Opinion | No Justice Alito, Reproductive Justice Is in the Constitution

Now, 80 years later, Mississippi has already made a “clear, pointed, unmistakable discrimination,” as if it has “selected a particular race or nationality for oppressive treatment,” which the court specifically struck down and condemned in Skinner.

What today’s Supreme Court strategically overlooks, legal history reminds us with stunning clarity, specifically the terrifying practices of American slavery, including the stalking, kidnapping, confinement, coercion, rape and torture of Black women and girls. In a commentary reprinted in The New York Times on Jan. 18, 1860, slavery was described as an enterprise that “treats” a Black person “as a chattel, breeds from him with as little regard for marriage ties as if he were an animal, is a moral outlaw.”

Such observations were hardly unique or rare; the Library of Congress offers a comprehensive collection of newspapers, almanacs, daguerreotypes, illustrations, and other materials that comprise the “African-American Mosaic: Influence of Prominent Abolitionists.” Laws that date back to the 1600s expose the sexual depravity and inhumanity of American slavery. In 1662, the Virginia Grand Assembly enacted one of its first “slave laws” to settle this point, expressing, “Whereas some doubts have arisen whether children got by any Englishman upon a Negro woman should be slave or free, be it therefore enacted and declared by this present Grand Assembly, that all children born in this country shall be held bond or free only according to the condition of the mother.”

Thomas Jefferson kept copious receipts and documents related to the births of enslaved children at his Monticello plantation, including those who were ultimately discovered to be his own. Not surprising, at the heart of abolishing slavery and involuntary servitude in the 13th Amendment was the forced sexual and reproductive servitude of Black girls and women. Senator Charles Sumner of Massachusetts, who led the effort to prohibit slavery and enact the 13th Amendment, was nearly beaten to death in the halls of Congress two days after giving a speech that included the condemning of the culture of sexual violence that dominated slavery.

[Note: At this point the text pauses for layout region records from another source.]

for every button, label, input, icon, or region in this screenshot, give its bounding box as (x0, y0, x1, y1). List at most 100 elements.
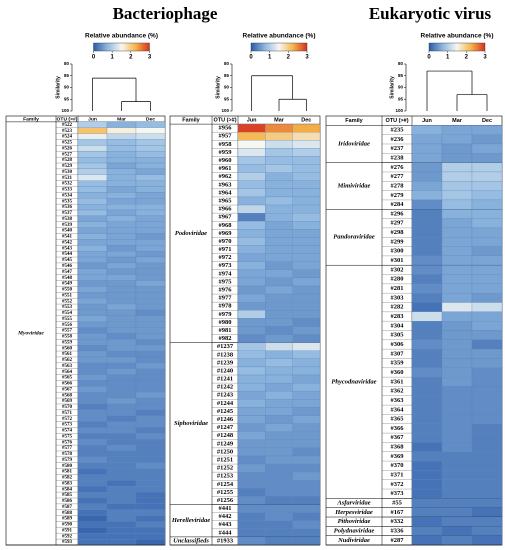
heat-cell (265, 350, 293, 359)
column-label: Dec (146, 116, 155, 122)
heat-cell (106, 421, 137, 428)
dendro-tick-label: 95 (64, 96, 70, 101)
heat-cell (265, 512, 293, 521)
heat-cell (411, 153, 443, 163)
heat-cell (77, 433, 108, 440)
family-label: Unclassifieds (173, 537, 209, 544)
heat-cell (77, 439, 108, 446)
colorbar (250, 42, 308, 52)
heat-cell (292, 334, 321, 343)
heat-cell (106, 221, 137, 228)
heat-cell (135, 403, 166, 410)
heat-cell (292, 229, 321, 238)
heat-cell (411, 470, 443, 480)
heat-cell (135, 133, 166, 140)
heat-cell (106, 527, 137, 534)
heat-cell (135, 204, 166, 211)
otu-label: #367 (391, 434, 405, 441)
heat-cell (411, 535, 443, 546)
otu-label: #531 (62, 176, 72, 181)
heat-cell (106, 256, 137, 264)
heat-cell (411, 414, 443, 424)
heat-cell (471, 171, 503, 182)
heat-cell (411, 330, 443, 340)
otu-label: #582 (62, 476, 72, 481)
heat-cell (471, 265, 503, 275)
heat-cell (292, 269, 321, 279)
otu-label: #280 (391, 276, 404, 283)
heat-cell (471, 274, 503, 284)
heat-cell (292, 350, 321, 359)
heat-cell (135, 450, 166, 457)
otu-label: #962 (219, 173, 232, 180)
heat-cell (411, 134, 443, 145)
otu-label: #1253 (217, 473, 234, 480)
heat-cell (106, 462, 137, 469)
otu-label: #238 (391, 154, 405, 161)
heat-cell (292, 520, 321, 529)
heat-cell (265, 358, 293, 368)
otu-label: #305 (391, 332, 405, 339)
heat-cell (292, 431, 321, 440)
dendro-tick-label: 80 (224, 61, 230, 66)
otu-label: #558 (62, 335, 72, 340)
otu-label: #563 (62, 364, 72, 369)
heat-cell (471, 181, 503, 191)
otu-label: #525 (62, 141, 72, 146)
otu-label: #583 (62, 481, 72, 486)
family-label: Herpesviridae (334, 509, 373, 516)
heat-cell (265, 180, 293, 189)
heat-cell (106, 145, 137, 152)
heat-cell (77, 321, 108, 328)
heat-cell (135, 356, 166, 363)
heat-cell (237, 293, 266, 303)
otu-label: #360 (391, 369, 404, 376)
heat-cell (471, 162, 503, 173)
heat-cell (106, 415, 137, 422)
heat-cell (77, 280, 108, 287)
heat-cell (265, 407, 293, 416)
otu-label: #332 (391, 518, 404, 525)
heat-cell (237, 423, 266, 432)
heat-cell (106, 233, 137, 240)
otu-label: #444 (219, 529, 233, 536)
heat-cell (441, 386, 473, 396)
heat-cell (135, 309, 166, 316)
heat-cell (441, 470, 473, 480)
heat-cell (77, 145, 108, 152)
heat-cell (106, 380, 137, 387)
heat-cell (265, 382, 293, 392)
otu-label: #1242 (217, 384, 233, 391)
heat-cell (292, 123, 321, 133)
dendro-tick-label: 100 (395, 108, 403, 113)
heat-cell (265, 293, 293, 303)
otu-label: #528 (62, 158, 72, 163)
otu-label: #586 (62, 499, 72, 504)
heat-cell (471, 442, 503, 452)
heat-cell (77, 480, 108, 487)
heat-cell (77, 127, 108, 134)
heat-cell (237, 310, 266, 319)
heat-cell (411, 302, 443, 312)
heat-cell (106, 486, 137, 493)
family-label: Pandoraviridae (333, 234, 375, 241)
heat-cell (106, 251, 137, 258)
heat-cell (411, 227, 443, 238)
colorbar (93, 42, 150, 52)
colorbar-tick-label: 2 (129, 55, 133, 61)
heat-cell (471, 432, 503, 443)
dendro-tick-label: 90 (224, 85, 230, 90)
heat-cell (77, 350, 108, 358)
heat-cell (237, 358, 266, 368)
heat-cell (135, 180, 166, 187)
heat-cell (411, 339, 443, 350)
heat-cell (471, 293, 503, 303)
heat-cell (411, 274, 443, 284)
heat-cell (292, 196, 321, 206)
heat-cell (106, 456, 137, 463)
heat-cell (292, 132, 321, 141)
heat-cell (292, 447, 321, 457)
heat-cell (77, 139, 108, 146)
heat-cell (411, 498, 443, 508)
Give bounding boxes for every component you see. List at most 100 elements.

Black women also spoke out about their reproductive bondage. In 1851, in her compelling speech known as Ain’t I a Woman, Sojourner Truth implored the crowd of men and women gathered at the Women’s Rights Convention in Akron, Ohio, to understand the gravity and depravity of American slavery on Black women’s reproductive autonomy and privacy. Reported by newspapers and recorded through history, Ms. Truth stated that she had borne 13 children and seen nearly each one ripped from her arms, with no appeal to law or courts. Wasn’t she a woman, too? By the accounts of those gathered, including famed feminist abolitionist Frances Gage, the room stood still and then erupted in applause.

Similarly, in “Incidents In The Life of A Slave Girl, published in 1861, Harriet Jacobs describes the herculean efforts made to avoid the inevitable sexual assault and rape by her captor. She wrote, “I saw a man forty years my senior daily violating the most sacred commandments of nature. He told me I was his property; that I must be subject to his will in all things.”